The latest issue of the Wisconsin Magazine of History arrived recently with an article which is primarily about Women for a Peaceful Christmas, a Madison-based organization active until the end of the Viet Nam war.
It is interesting to find events of your high school and college years becoming the subject of articles in history magazines. I think there is some sort of phase transition involved there; once past the first half century of life you enter a new state of matter. How can Women for a Peaceful Christmas be history? How can any issue which remains pertinent to daily life and culturally unresolved be treated as history? The questions they raised about peace, environmental destruction, and excessive consumerism are completely relevant to the news of the day. Test me on this: at Reuters today I see these stories:
"The United States aims to get all new troops pledged by allies into Afghanistan in the first half of 2010 and wants the Netherlands and Canada to 'stay with us' despite withdrawal plans, a Pentagon official said on Monday."
"Cash-strapped Americans are spending less this year on holiday shopping, and are waiting until the very last minute to reap the maximum bargains -- wreaking havok upon retailers who desperately need a good Christmas season."
"Washington took a step on Monday toward curbing U.S. greenhouse gas emissions, aiding the first day of the biggest climate talks in history where 190 nations are seeking a deal to curb global warming."
Now, are the issues peace, consumption, and the environment? Are the issues still peace, consumption, environment? This isn't history; this is long-playing current events! At least, so it appears to those of us who have lived these same issues in actual reality for half a century and more.
That may be the point.
I am undecided whether to be comforted or frustrated. On the one hand, it is frustrating to realize that issues of war and peace, of exploitation and relationship, of waste and sustainability are so deeply unresolved after four decades of attention (although, in actual reality, it has been much longer).
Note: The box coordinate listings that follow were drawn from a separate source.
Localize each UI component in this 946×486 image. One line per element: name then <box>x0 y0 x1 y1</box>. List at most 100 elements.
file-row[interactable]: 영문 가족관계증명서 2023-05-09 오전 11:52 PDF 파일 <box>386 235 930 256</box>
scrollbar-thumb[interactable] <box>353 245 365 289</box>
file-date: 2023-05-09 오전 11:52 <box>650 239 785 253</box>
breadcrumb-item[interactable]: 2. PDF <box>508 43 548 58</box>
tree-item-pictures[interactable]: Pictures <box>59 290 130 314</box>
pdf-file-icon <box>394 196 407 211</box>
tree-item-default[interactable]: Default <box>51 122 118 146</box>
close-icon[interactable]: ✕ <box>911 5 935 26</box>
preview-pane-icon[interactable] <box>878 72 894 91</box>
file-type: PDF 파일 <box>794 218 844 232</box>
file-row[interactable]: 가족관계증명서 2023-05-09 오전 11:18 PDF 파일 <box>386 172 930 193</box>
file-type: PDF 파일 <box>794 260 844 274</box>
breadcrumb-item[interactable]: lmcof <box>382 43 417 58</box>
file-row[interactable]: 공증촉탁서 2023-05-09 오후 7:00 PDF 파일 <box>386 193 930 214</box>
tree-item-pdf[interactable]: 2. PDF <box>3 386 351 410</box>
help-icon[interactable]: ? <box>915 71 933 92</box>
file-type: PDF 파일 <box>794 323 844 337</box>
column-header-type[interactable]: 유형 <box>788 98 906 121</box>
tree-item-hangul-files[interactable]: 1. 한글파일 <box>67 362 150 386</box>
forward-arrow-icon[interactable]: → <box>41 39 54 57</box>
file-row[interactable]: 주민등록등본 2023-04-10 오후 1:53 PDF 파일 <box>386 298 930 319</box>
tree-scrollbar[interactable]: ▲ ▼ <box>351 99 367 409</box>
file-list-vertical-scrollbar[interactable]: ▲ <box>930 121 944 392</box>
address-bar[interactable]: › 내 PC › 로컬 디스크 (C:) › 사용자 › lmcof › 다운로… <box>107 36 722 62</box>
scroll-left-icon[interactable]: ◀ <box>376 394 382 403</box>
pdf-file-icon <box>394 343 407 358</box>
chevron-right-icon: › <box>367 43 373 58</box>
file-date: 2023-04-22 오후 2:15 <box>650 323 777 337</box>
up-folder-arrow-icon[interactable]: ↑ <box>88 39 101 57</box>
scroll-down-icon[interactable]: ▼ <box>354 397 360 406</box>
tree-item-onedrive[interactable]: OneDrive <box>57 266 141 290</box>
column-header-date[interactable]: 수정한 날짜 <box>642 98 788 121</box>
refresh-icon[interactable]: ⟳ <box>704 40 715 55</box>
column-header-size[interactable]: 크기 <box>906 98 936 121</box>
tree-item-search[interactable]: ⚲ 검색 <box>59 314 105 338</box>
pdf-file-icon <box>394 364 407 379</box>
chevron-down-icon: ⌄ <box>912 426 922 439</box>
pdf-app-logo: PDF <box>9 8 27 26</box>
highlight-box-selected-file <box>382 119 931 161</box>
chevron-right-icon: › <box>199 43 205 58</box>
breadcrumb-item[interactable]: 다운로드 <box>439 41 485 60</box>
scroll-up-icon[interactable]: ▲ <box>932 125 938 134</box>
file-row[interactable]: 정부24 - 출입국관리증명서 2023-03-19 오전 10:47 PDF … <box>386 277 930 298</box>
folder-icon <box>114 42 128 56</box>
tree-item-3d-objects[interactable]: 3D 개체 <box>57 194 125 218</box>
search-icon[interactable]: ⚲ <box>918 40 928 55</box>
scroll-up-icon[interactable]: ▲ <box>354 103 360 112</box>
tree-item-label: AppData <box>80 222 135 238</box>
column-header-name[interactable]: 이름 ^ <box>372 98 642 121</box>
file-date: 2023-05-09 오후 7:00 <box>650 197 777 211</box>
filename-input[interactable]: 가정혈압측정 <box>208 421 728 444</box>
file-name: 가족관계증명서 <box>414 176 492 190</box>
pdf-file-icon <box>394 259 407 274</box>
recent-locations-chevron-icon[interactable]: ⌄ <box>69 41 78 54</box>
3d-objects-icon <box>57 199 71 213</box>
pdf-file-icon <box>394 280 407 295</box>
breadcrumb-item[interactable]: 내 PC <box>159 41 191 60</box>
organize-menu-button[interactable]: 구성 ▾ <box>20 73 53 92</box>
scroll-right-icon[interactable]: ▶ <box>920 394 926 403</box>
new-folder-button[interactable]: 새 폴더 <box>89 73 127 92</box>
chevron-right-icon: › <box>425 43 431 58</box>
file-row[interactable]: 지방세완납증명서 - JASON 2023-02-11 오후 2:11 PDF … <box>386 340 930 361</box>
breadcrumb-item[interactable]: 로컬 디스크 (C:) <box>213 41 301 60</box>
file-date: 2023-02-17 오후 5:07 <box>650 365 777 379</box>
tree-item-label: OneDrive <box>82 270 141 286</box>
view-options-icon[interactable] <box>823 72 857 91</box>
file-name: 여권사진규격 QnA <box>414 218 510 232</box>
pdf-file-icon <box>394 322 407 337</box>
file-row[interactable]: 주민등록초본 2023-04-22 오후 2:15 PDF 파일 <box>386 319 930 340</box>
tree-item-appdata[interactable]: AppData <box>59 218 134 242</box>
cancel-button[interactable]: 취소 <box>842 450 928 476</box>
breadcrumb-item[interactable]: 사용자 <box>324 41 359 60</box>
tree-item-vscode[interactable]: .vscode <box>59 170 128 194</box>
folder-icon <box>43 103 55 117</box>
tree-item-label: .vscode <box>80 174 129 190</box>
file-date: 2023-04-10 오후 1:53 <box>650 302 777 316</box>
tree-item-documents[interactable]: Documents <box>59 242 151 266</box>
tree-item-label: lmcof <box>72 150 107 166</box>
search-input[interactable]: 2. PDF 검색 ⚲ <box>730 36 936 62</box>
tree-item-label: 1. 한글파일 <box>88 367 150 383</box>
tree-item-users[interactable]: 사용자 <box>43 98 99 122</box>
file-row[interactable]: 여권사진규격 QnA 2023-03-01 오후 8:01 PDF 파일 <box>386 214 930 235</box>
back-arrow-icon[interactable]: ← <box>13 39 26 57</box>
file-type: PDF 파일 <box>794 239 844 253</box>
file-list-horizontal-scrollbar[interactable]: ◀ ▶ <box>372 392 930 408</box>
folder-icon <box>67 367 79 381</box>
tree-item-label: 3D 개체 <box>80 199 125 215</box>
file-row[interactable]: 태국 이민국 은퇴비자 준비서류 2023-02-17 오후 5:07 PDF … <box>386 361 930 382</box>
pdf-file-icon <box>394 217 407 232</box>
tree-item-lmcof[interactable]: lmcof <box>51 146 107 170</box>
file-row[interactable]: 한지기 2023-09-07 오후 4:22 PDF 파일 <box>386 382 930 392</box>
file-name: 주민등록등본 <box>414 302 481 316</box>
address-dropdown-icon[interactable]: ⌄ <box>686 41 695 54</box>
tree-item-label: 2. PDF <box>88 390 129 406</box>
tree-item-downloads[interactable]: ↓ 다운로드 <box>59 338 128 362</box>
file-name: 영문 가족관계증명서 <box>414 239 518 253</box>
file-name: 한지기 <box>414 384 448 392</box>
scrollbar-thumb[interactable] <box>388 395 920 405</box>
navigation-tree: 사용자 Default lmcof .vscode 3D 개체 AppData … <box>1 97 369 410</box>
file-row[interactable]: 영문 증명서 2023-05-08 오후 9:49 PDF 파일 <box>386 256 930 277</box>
On the other hand, it is comforting to be sure that the we identified issues which are truly fundamental. We are aiming at the right target, at least in some sense, given that the same issues remain at the core of social controversy after 40 years.
We have, based on the turn of history, the right questions. It still seems to us that we have the same right answers. We can make the same plays in the actual reality game that we made 40 years ago and perhaps get the same results. But I am uneasy with mere repetition. In terms of playing this game, have we learned anything?